Beyond Membership: Limitations of Add/Remove Adjacency in Differential Privacy
Gauri Pradhan, Joonas Jälkö, Santiago Zanella-Bèguelin, Antti Honkela
TL;DR
This work argues that the conventional add/remove adjacency used in differential privacy can overstate protection for per-record attributes, motivating substitute adjacency as a more accurate privacy notion for attribute privacy. It introduces canary-based auditing tools to empirically assess DP under substitute adjacency and shows that leakage observed in real models often aligns with substitute-DP budgets rather than add/remove bounds. Through gradient-space and input-space canaries across natural and synthetic datasets, the authors demonstrate that attribute or label privacy can be violated beyond add/remove guarantees, especially under high subsampling.
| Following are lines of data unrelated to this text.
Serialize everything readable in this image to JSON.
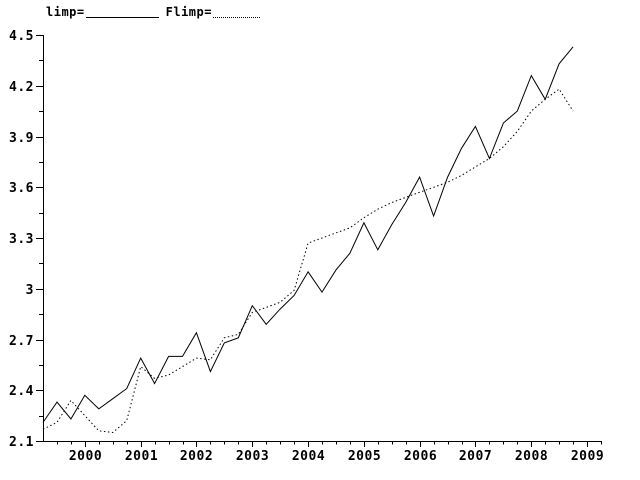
{
  "chart_data": {
    "type": "line",
    "title": "",
    "xlabel": "",
    "ylabel": "",
    "grid": false,
    "colors": {
      "foreground": "#000000",
      "background": "#ffffff"
    },
    "legend": {
      "position": "top-left",
      "items": [
        {
          "label": "limp=",
          "style": "solid"
        },
        {
          "label": "Flimp=",
          "style": "dotted"
        }
      ]
    },
    "xlim": [
      1999.25,
      2009.25
    ],
    "ylim": [
      2.1,
      4.5
    ],
    "xtick_values": [
      2000,
      2001,
      2002,
      2003,
      2004,
      2005,
      2006,
      2007,
      2008,
      2009
    ],
    "xtick_labels": [
      "2000",
      "2001",
      "2002",
      "2003",
      "2004",
      "2005",
      "2006",
      "2007",
      "2008",
      "2009"
    ],
    "xtick_minor_step": 0.25,
    "ytick_values": [
      2.1,
      2.4,
      2.7,
      3.0,
      3.3,
      3.6,
      3.9,
      4.2,
      4.5
    ],
    "ytick_labels": [
      "2.1",
      "2.4",
      "2.7",
      "3",
      "3.3",
      "3.6",
      "3.9",
      "4.2",
      "4.5"
    ],
    "ytick_minor_step": 0.15,
    "x": [
      1999.25,
      1999.5,
      1999.75,
      2000.0,
      2000.25,
      2000.5,
      2000.75,
      2001.0,
      2001.25,
      2001.5,
      2001.75,
      2002.0,
      2002.25,
      2002.5,
      2002.75,
      2003.0,
      2003.25,
      2003.5,
      2003.75,
      2004.0,
      2004.25,
      2004.5,
      2004.75,
      2005.0,
      2005.25,
      2005.5,
      2005.75,
      2006.0,
      2006.25,
      2006.5,
      2006.75,
      2007.0,
      2007.25,
      2007.5,
      2007.75,
      2008.0,
      2008.25,
      2008.5,
      2008.75
    ],
    "series": [
      {
        "name": "limp",
        "legend_label": "limp=",
        "line_style": "solid",
        "values": [
          2.21,
          2.33,
          2.23,
          2.37,
          2.29,
          2.35,
          2.41,
          2.59,
          2.44,
          2.6,
          2.6,
          2.74,
          2.51,
          2.68,
          2.71,
          2.9,
          2.79,
          2.88,
          2.96,
          3.1,
          2.98,
          3.11,
          3.21,
          3.39,
          3.23,
          3.38,
          3.51,
          3.66,
          3.43,
          3.66,
          3.83,
          3.96,
          3.77,
          3.98,
          4.05,
          4.26,
          4.12,
          4.33,
          4.43
        ]
      },
      {
        "name": "Flimp",
        "legend_label": "Flimp=",
        "line_style": "dotted",
        "values": [
          2.17,
          2.21,
          2.34,
          2.25,
          2.16,
          2.15,
          2.22,
          2.54,
          2.47,
          2.49,
          2.54,
          2.59,
          2.58,
          2.71,
          2.73,
          2.86,
          2.89,
          2.92,
          2.99,
          3.27,
          3.3,
          3.33,
          3.36,
          3.42,
          3.47,
          3.51,
          3.54,
          3.57,
          3.6,
          3.63,
          3.67,
          3.72,
          3.77,
          3.84,
          3.93,
          4.05,
          4.12,
          4.18,
          4.05
        ]
      }
    ]
  }
}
The findings have practical implications for how privacy guarantees are reported and interpreted in DP-enabled ML pipelines, and point to the need for auditing methods that explicitly account for substitute adjacency and attribute leakage.
Abstract
Training machine learning models with differential privacy (DP) limits an adversary's ability to infer sensitive information about the training data. It can be interpreted as a bound on adversary's capability to distinguish two adjacent datasets according to chosen adjacency relation. In practice, most DP implementations use the add/remove adjacency relation, where two datasets are adjacent if one can be obtained from the other by adding or removing a single record, thereby protecting membership. In many ML applications, however, the goal is to protect attributes of individual records (e.g., labels used in supervised fine-tuning). We show that privacy accounting under add/remove overstates attribute privacy compared to accounting under the substitute adjacency relation, which permits substituting one record. To demonstrate this gap, we develop novel attacks to audit DP under substitute adjacency, and show empirically that audit results are inconsistent with DP guarantees reported under add/remove, yet remain consistent with the budget accounted under the substitute adjacency relation. Our results highlight that the choice of adjacency when reporting DP guarantees is critical when the protection target is per-record attributes rather than membership.